A fin di cronaca rimando ai miei ampi servizi su questo blog (si veda a esempio quello del 9 agosto 2011 in cui esprimevo, da giornalista e non da giudice, dubbi e critiche su quegli interrogatori, basandomi sulla mera e asettica lettura dell’ordinamento penitenziario, ma evidentemente, di fronte a questa archiviazione, mi sbagliavo, a testimonianza di quanto possa essere fluida la capacità cognitiva di chi si è laureato in legge troppo tempo fa).
C’è un’ultima considerazione da fare: ricordo che il capitano Spadaro Tracuzzi il 9 luglio ha consegnato alla Procura di Santa Maria Capua Vetere e a quella di Catanzaro, attraverso i suoi avvocati, una prima e articolata lettera nella quale racconta ciò che accadde nella tarda mattinata del 28 giugno 2011.

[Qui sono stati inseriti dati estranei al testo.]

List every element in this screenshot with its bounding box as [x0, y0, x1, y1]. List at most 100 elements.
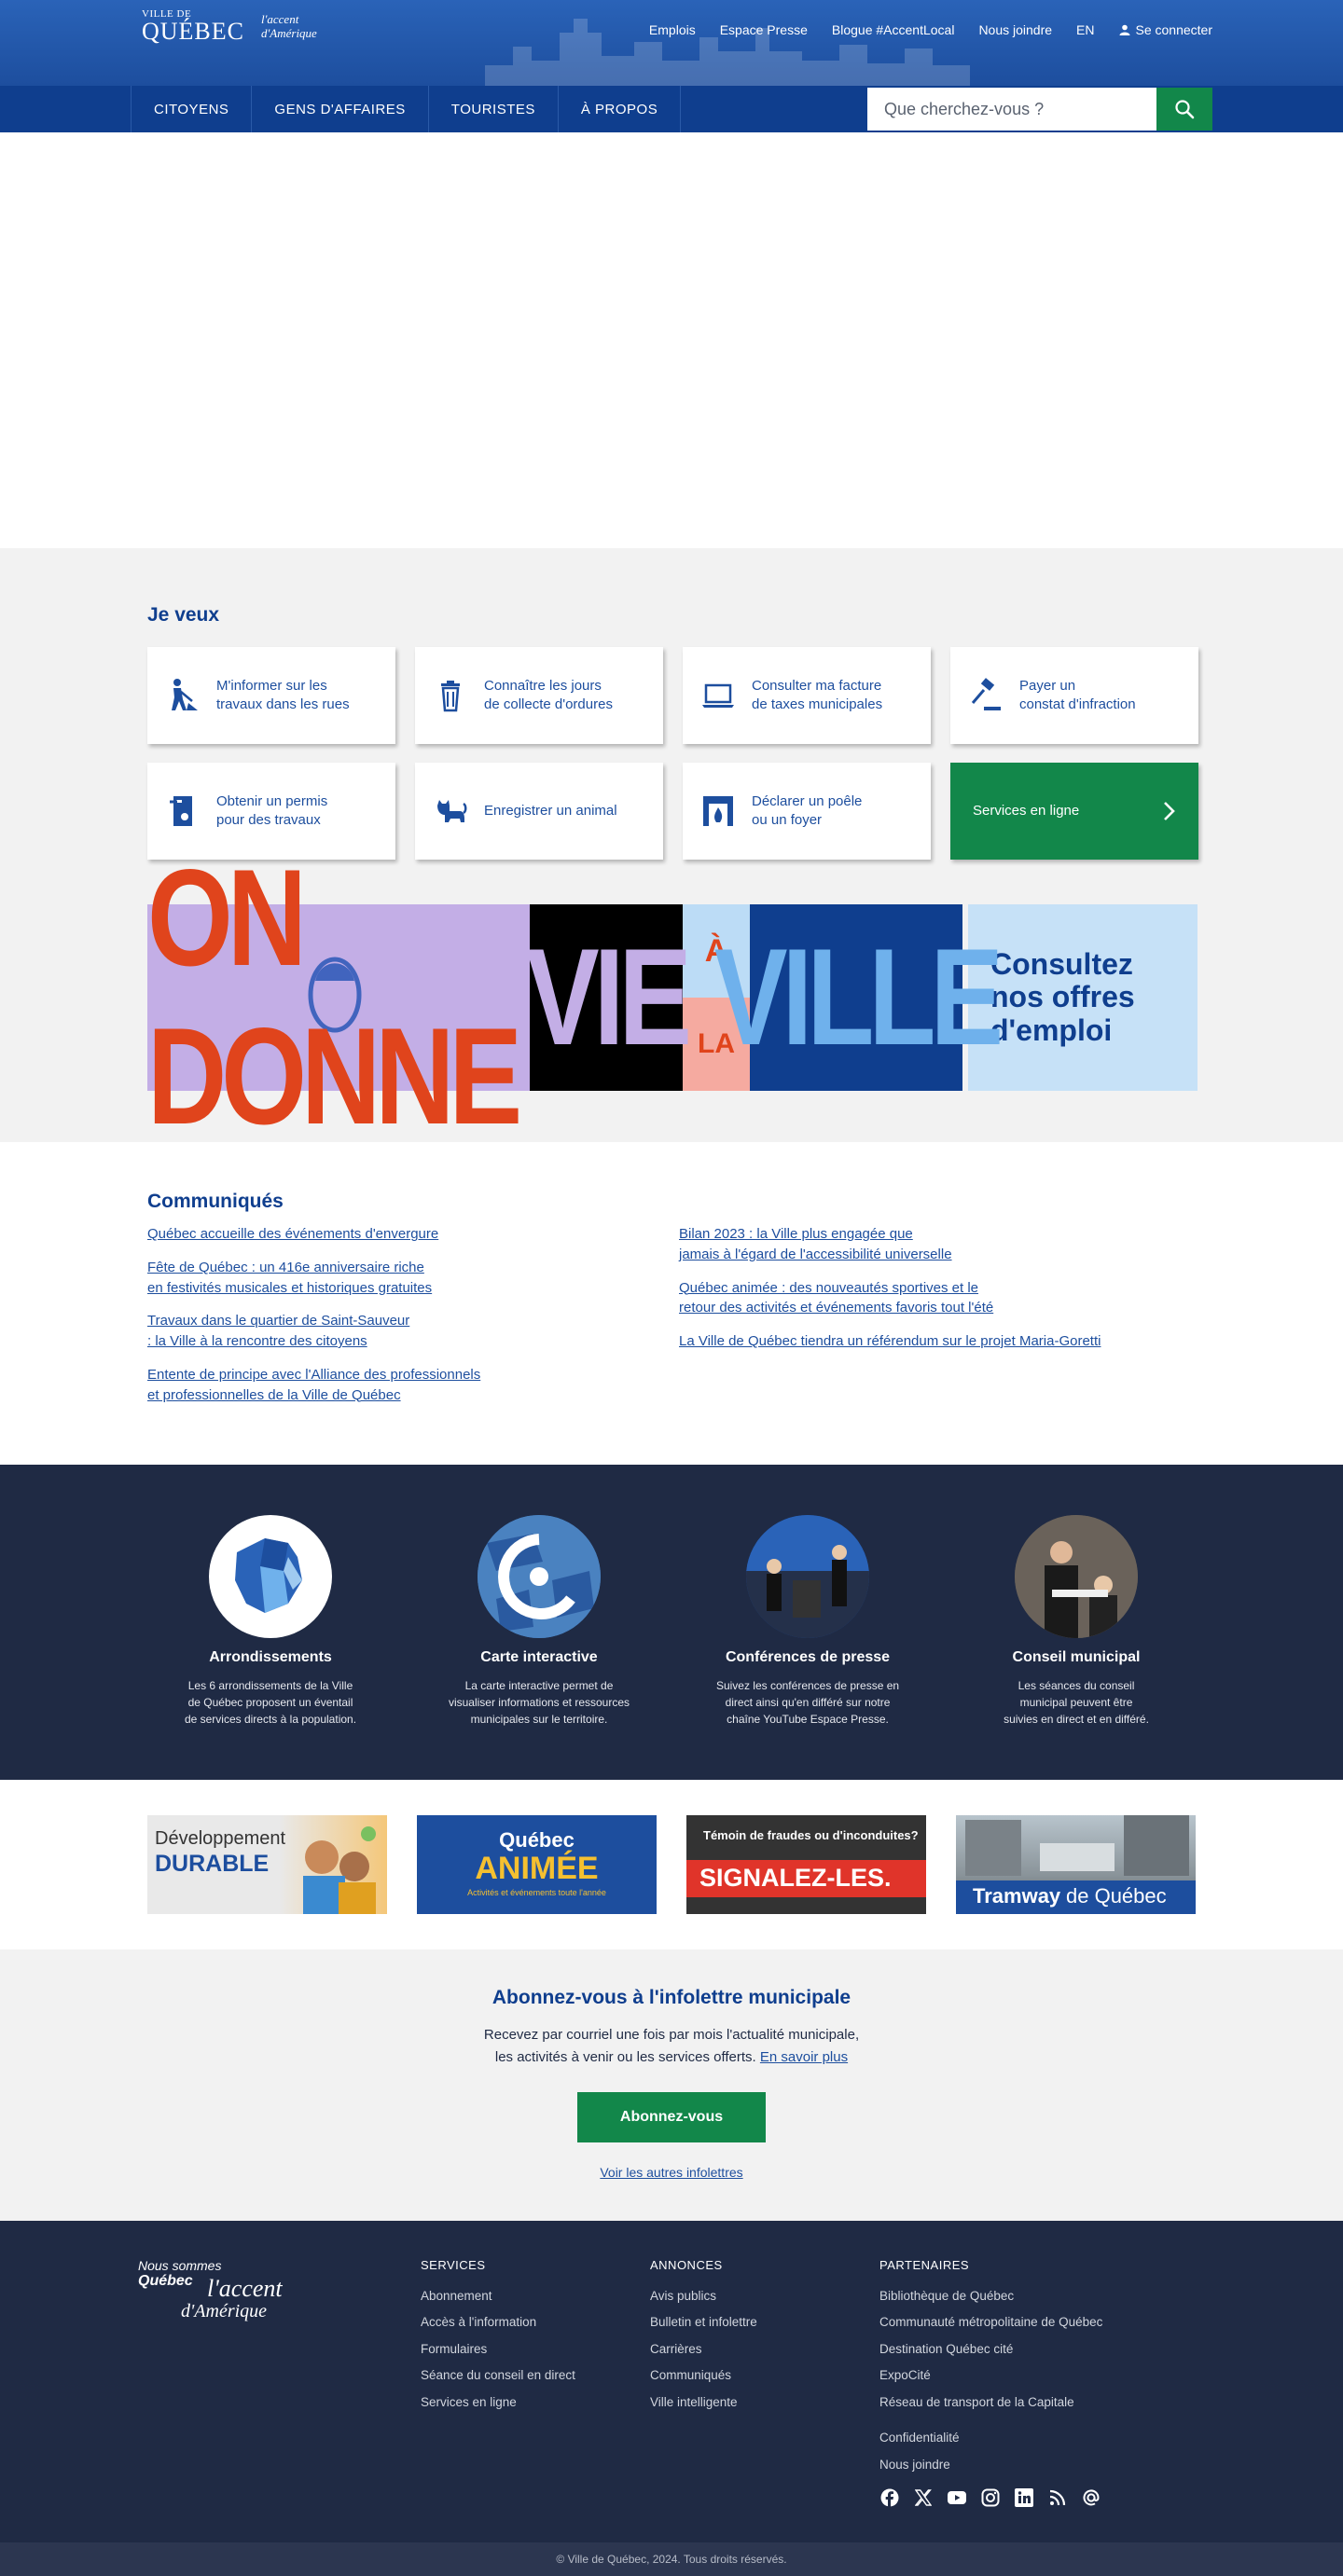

La lettera però – attenzione – è una versione rivista e ampiamente corretta di una versione molto più lunga e drammatica nella quale Spadaro Tracuzzi non esita a definire i due ufficiali come “emissari” (un termine che vuol dire tutto e il suo contrario) del capo della Procura di Reggio Calabria. Anche questa seconda lettera è stata spedita alle procure e alla Dna. Di certo c’è che c’è stata la mediazione degli avvocati e dei familiari del capitano per rendere meno emotivi i contenuti e dare dunque vita alla prima lettera. Al momento opportuno la seconda lettera uscirà fuori. Statene certi.